The departure of the 1.4 million member UFCW from the labor federation means the AFL-CIO is losing more than 4 million of its 13 million members.

Earlier this week, the UFCW joined the Teamsters, Service Employees International Union and Unite Here, a group of textile, restaurant and hotel employees, in boycotting the AFL-CIO convention in Chicago. The Teamsters and service workers announced then that they were leaving the AFL-CIO. Unite Here is still considering its next step.

During the convention, AFL-CIO President John Sweeney was re-elected to another term and he pledged to make changes to address the woes of organized labor. But the departing unions say those changes are insufficient.

"The world has changed and workers' rights and living standards are under attack," UFCW President Joe Hansen said in a letter delivered to Sweeney on Friday. "Tradition and past success are not sufficient to meet the new challenges."

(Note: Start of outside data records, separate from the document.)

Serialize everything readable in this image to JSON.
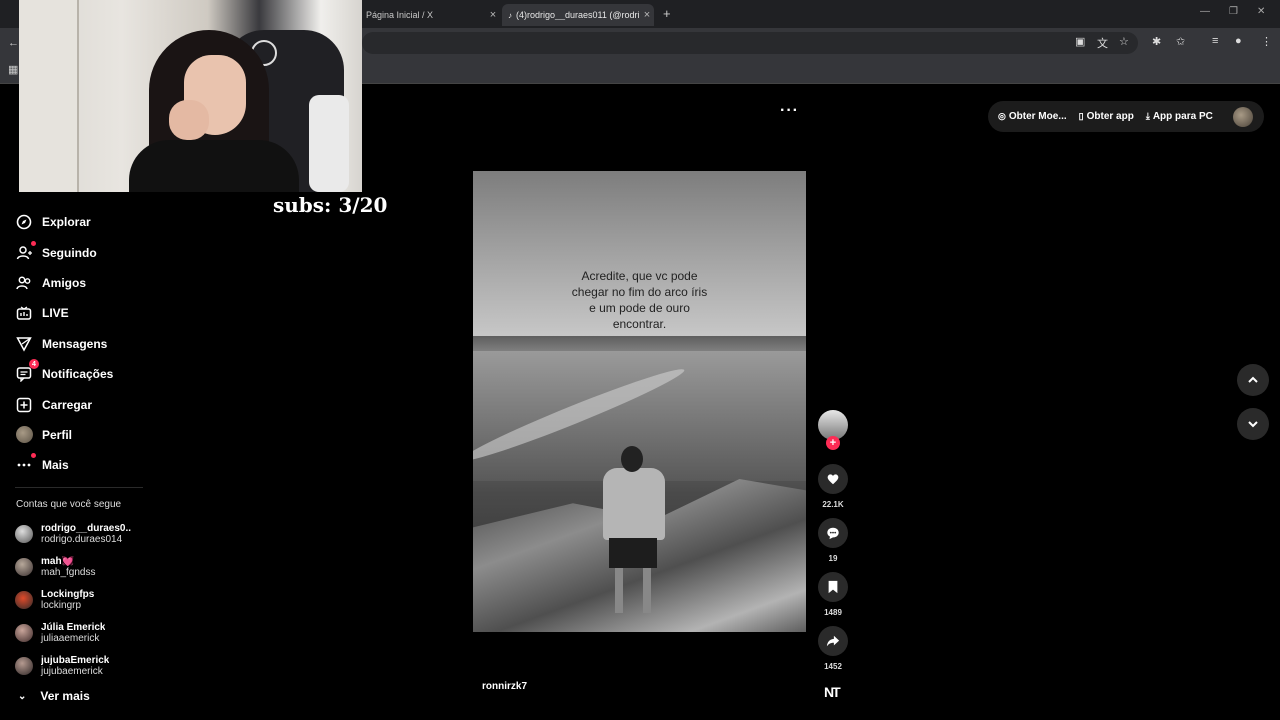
{
  "browser": {
    "tabs": [
      {
        "title": "Página Inicial / X"
      },
      {
        "title": "(4)rodrigo__duraes011 (@rodri"
      }
    ]
  },
  "overlay": {
    "subs_text": "subs: 3/20"
  },
  "sidebar": {
    "items": [
      {
        "label": "Explorar",
        "icon": "compass-icon"
      },
      {
        "label": "Seguindo",
        "icon": "following-icon"
      },
      {
        "label": "Amigos",
        "icon": "friends-icon"
      },
      {
        "label": "LIVE",
        "icon": "live-icon"
      },
      {
        "label": "Mensagens",
        "icon": "messages-icon"
      },
      {
        "label": "Notificações",
        "icon": "notifications-icon",
        "badge": "4"
      },
      {
        "label": "Carregar",
        "icon": "upload-icon"
      },
      {
        "label": "Perfil",
        "icon": "avatar"
      },
      {
        "label": "Mais",
        "icon": "more-icon"
      }
    ],
    "following_title": "Contas que você segue",
    "following": [
      {
        "name": "rodrigo__duraes0...",
        "user": "rodrigo.duraes014"
      },
      {
        "name": "mah💓",
        "user": "mah_fgndss"
      },
      {
        "name": "Lockingfps",
        "user": "lockingrp"
      },
      {
        "name": "Júlia Emerick",
        "user": "juliaaemerick"
      },
      {
        "name": "jujubaEmerick",
        "user": "jujubaemerick"
      }
    ],
    "see_more": "Ver mais"
  },
  "header": {
    "get_coins": "Obter Moe...",
    "get_app": "Obter app",
    "app_pc": "App para PC"
  },
  "video": {
    "caption": "Acredite, que vc pode\nchegar no fim do arco íris\ne um pode de ouro\nencontrar.",
    "author": "ronnirzk7",
    "likes": "22.1K",
    "comments": "19",
    "saves": "1489",
    "shares": "1452"
  },
  "colors": {
    "accent": "#fe2c55",
    "background": "#000000"
  }
}
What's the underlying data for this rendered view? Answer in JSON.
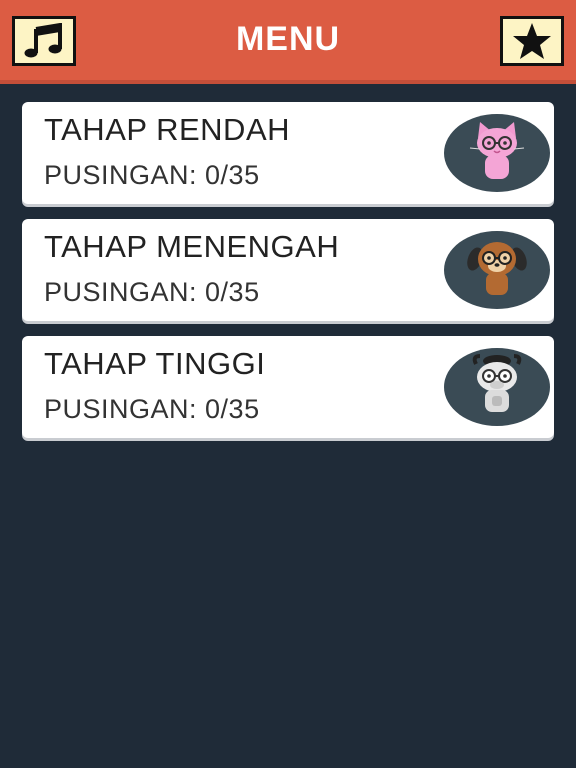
{
  "header": {
    "title": "MENU",
    "music_button_icon": "music-note-icon",
    "favorites_button_icon": "star-icon",
    "bar_color": "#dc5c43"
  },
  "levels": [
    {
      "label": "TAHAP RENDAH",
      "progress_label": "PUSINGAN:",
      "progress_value": "0/35",
      "avatar": "cat-with-glasses"
    },
    {
      "label": "TAHAP MENENGAH",
      "progress_label": "PUSINGAN:",
      "progress_value": "0/35",
      "avatar": "dog-with-glasses"
    },
    {
      "label": "TAHAP TINGGI",
      "progress_label": "PUSINGAN:",
      "progress_value": "0/35",
      "avatar": "cow-with-glasses"
    }
  ],
  "colors": {
    "background": "#1f2b38",
    "card": "#ffffff",
    "avatar_bg": "#3a4b55"
  }
}
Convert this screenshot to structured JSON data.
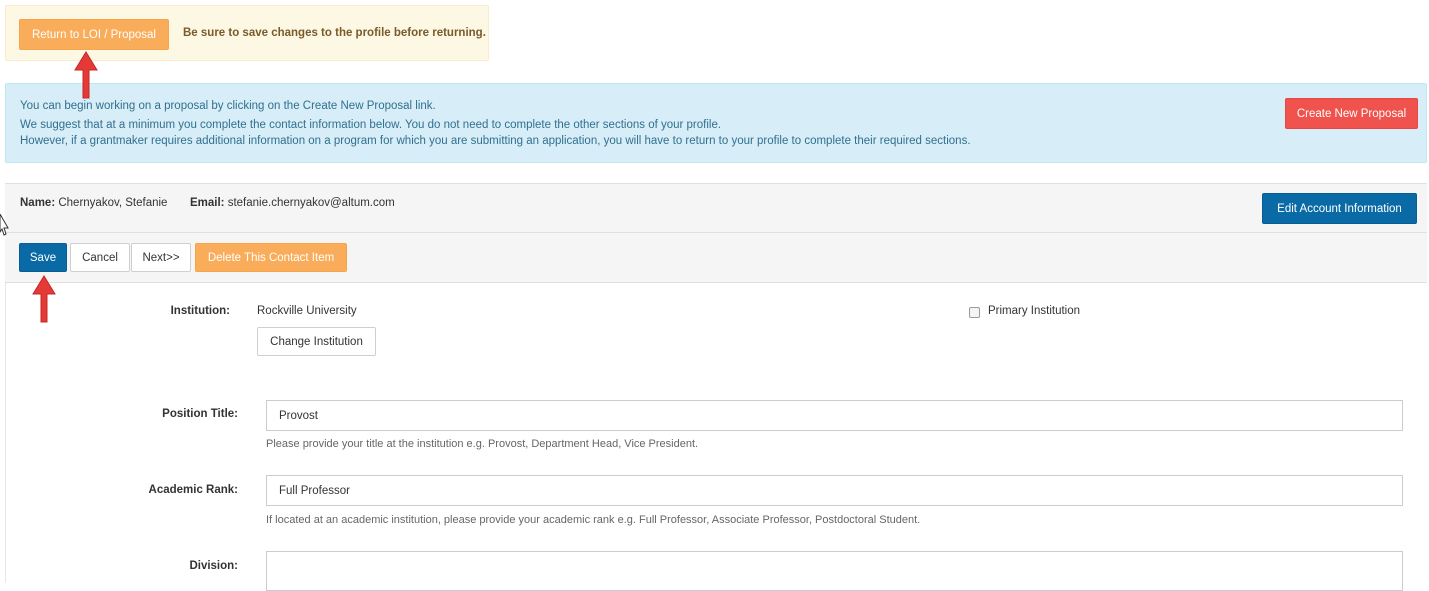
{
  "notice": {
    "return_label": "Return to LOI / Proposal",
    "message": "Be sure to save changes to the profile before returning."
  },
  "info": {
    "lines": [
      "You can begin working on a proposal by clicking on the Create New Proposal link.",
      "We suggest that at a minimum you complete the contact information below. You do not need to complete the other sections of your profile.",
      "However, if a grantmaker requires additional information on a program for which you are submitting an application, you will have to return to your profile to complete their required sections."
    ],
    "create_label": "Create New Proposal"
  },
  "account": {
    "name_label": "Name:",
    "name_value": "Chernyakov, Stefanie",
    "email_label": "Email:",
    "email_value": "stefanie.chernyakov@altum.com",
    "edit_label": "Edit Account Information"
  },
  "toolbar": {
    "save_label": "Save",
    "cancel_label": "Cancel",
    "next_label": "Next>>",
    "delete_label": "Delete This Contact Item"
  },
  "form": {
    "institution_label": "Institution:",
    "institution_value": "Rockville University",
    "change_institution_label": "Change Institution",
    "primary_institution_label": "Primary Institution",
    "position_label": "Position Title:",
    "position_value": "Provost",
    "position_help": "Please provide your title at the institution e.g. Provost, Department Head, Vice President.",
    "rank_label": "Academic Rank:",
    "rank_value": "Full Professor",
    "rank_help": "If located at an academic institution, please provide your academic rank e.g. Full Professor, Associate Professor, Postdoctoral Student.",
    "division_label": "Division:",
    "division_value": ""
  },
  "colors": {
    "accent_orange": "#f9ad5a",
    "accent_red": "#f0524d",
    "accent_blue": "#0a6aa6",
    "annotation_arrow": "#e53935"
  }
}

The departure of the unions has frustrated labor federation officials.

"The UFCW leadership decision to leave the AFL-CIO, especially when working people are up against the most powerful, anti-worker corporate and governmental forces in 80 years, is a tragedy for working families," said Lane Windham, spokesperson for the AFL-CIO. "Only union's enemies win when unions split our strength."